Quote Originally Posted by GTM 3442 View Post
Indeed. Companies do diversify their source of funds, with equity, bank funding, and bonds.

"Just query why your local banks only lend mortgages on residential properties instead of lending to small businesses?"
Banks do lend to small businesses, but they want security for the loan, and for many if not most small businesses, the only security that is available is either a personal guarantee or a mortgage over (residential) property - usually the small business-owner's house. I suspect that this is simply a result of the retail banks making most of their money from residential property loans, and having little understanding of anything else.


"A reason why Buffet isn't a big fan of owning junk bonds?"
I'm not a fan of junk bonds either. After all, what would it take for an Apple to turn into a Blackberry for example? I run a portfolio of directly held New Zealand bonds, bought at time of issue, to be held to maturity, average credit rating of A. The income goes to fund other investments - bond income provided the funding to buy into the 2013/2014 New Zealand electricity company floats.

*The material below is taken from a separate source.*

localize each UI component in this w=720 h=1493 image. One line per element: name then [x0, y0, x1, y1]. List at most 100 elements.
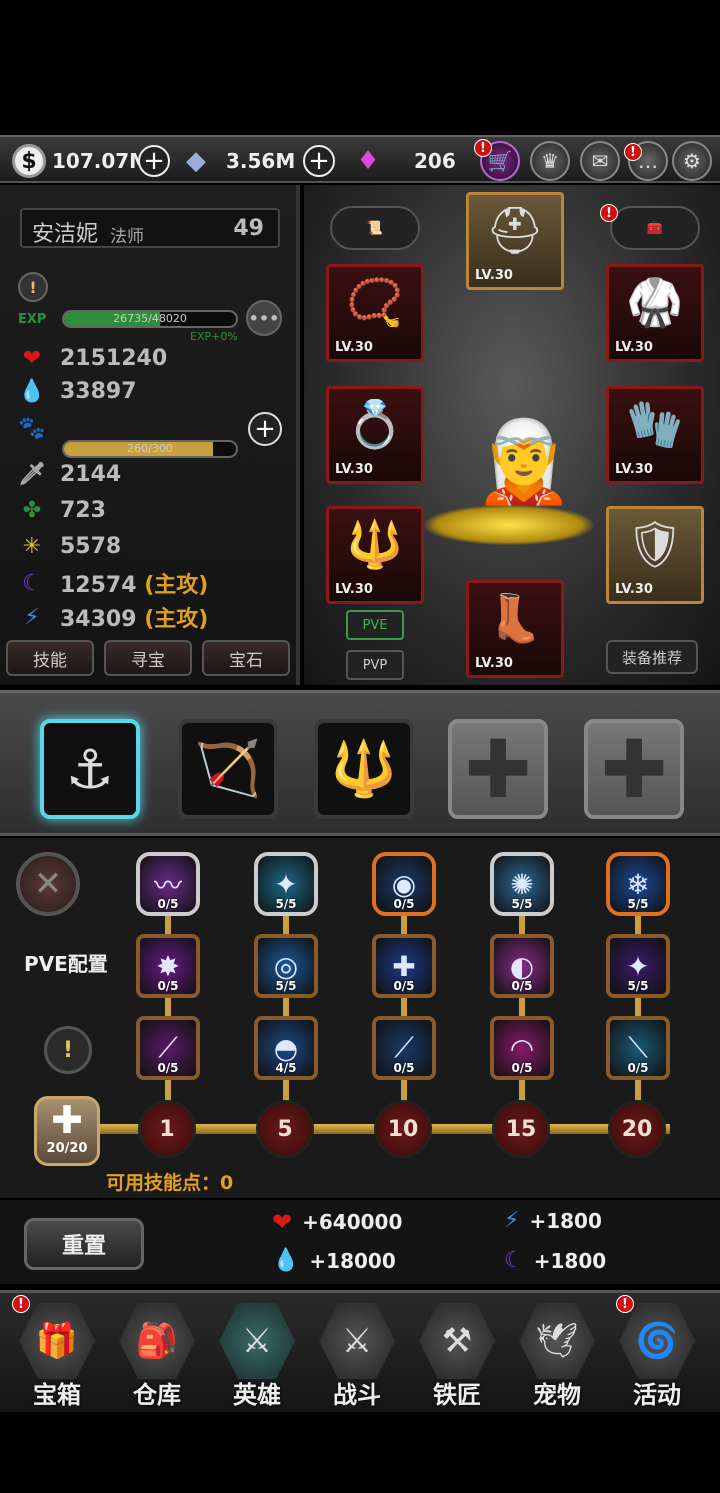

". . . a local Christchurch firm Jarden. . .
They're actually a diversified national financial services company, ex First NZ Capital ex Credit Suisse/First Boston. Last time I talked to them (2015?), the 1% annual account management fee came down to well under 0.5%. I suspect that it depends on what you want from them.

Out of idle curiosity, when I own shares and bonds in New Zealand, these are held at the registry in my name, without any third party custodial arrangements. Is this the case in the US/Canada, or are shareholdings/bonds held by the broker - with or without DIMS?

"Bonds have their place... but in Warren Buffet's books (and he's getting near 90 years old), don't waste your time unless you're the person that can name the terms of the bond rate with warrants and options
Can you explain what this actually means? The "warrants/options" makes no sense to me in the context of holding individual bonds.

Thanks for the posts, I'm learning a lot.
There was a time when banks didn't require the kind of collateral like putting up your own house to get a loan for a small business venture. Nowadays, the banks are really only interested in lending on residential housing with a simple process of just having 20% down and just the backs of your day to day job showing how much income you made a year (or over 3 years).

In the US / Can, the broker is held responsible for keeping records for their clients. Such as shares they own, taxation slips, tax sharing with the IRS/CRA, and more importantly, dividends received are 'AUTOMATICALLY' funded into their account. Ironically, no one that I know would prefer a listed company to issue cheques to their shareholders (that's so 1980s) yet, it seems in NZ, there's a wide range of companies that still issue cheques, despite how the retail banks like Kiwi Saver are ending cheque processing. For US/Can, the argument isn't about the shareholder wanting to "choose where they can deposit their dividend cheque payments". The issue is about keeping tax compliances and the broker needs clear records of the ins & outs on the account.

The GFC in 2008, many banks went bankrupt in the US and Goldman Sac was in a jam needing serious $ (for which at that moment, the US gov't had no talks of bail outs yet..). They approached to Buffet and they made a deal:

https://qz.com/67052/heres-how-warre...goldman-sachs/

"1) $5 billion worth of “perpetual” preferred shares. While technically a share of stock, preferred shares are a bit more like a bond. They’re slightly safer than “common” shares, because—should anything like a bankruptcy happen—preferred shareholders stand in front of common shareholders in the line to get their share of the proceeds from the garage sale of the liquidated company. They also typically pay a dividend. Goldman agreed to pay a 10% dividend on those preferred shares to Buffett, which cost Goldman about $500 million a year."

2) Warrants for 43.5 million additional shares. Warrants are similar to options. In this case they were the legal right to buy a stock at a particular price, which for Buffett was $115 per share. The deadline for exercising these warrants was Oct. 1, 2013.

How much did Buffett make on the deal?

and in return:

"So, all in, Buffett made about $1.75 billion in cash and about $1.35 billion in stock, or roughly $3.1 billion on the Goldman investment. That’s about a 62% return on a five-year investment. Not too shabby."



Buffet named the terms at a time when there was no one else that willing to lend $. The compelling issue is for the NZ investor, you're not going to see such deals going around in NZ. I mean that's not how NZ fund managers work on or part of their scope (but in Buffet's case, the deals are all for his Berkshire Hathaway shareholders). When a company gets in a jam or heading to bankruptcy.. generally in NZ terms, they go through a slow death as their share price goes to zero. This is not to say companies in the US don't go to zero but usually there's a long process of disclosures before that happens.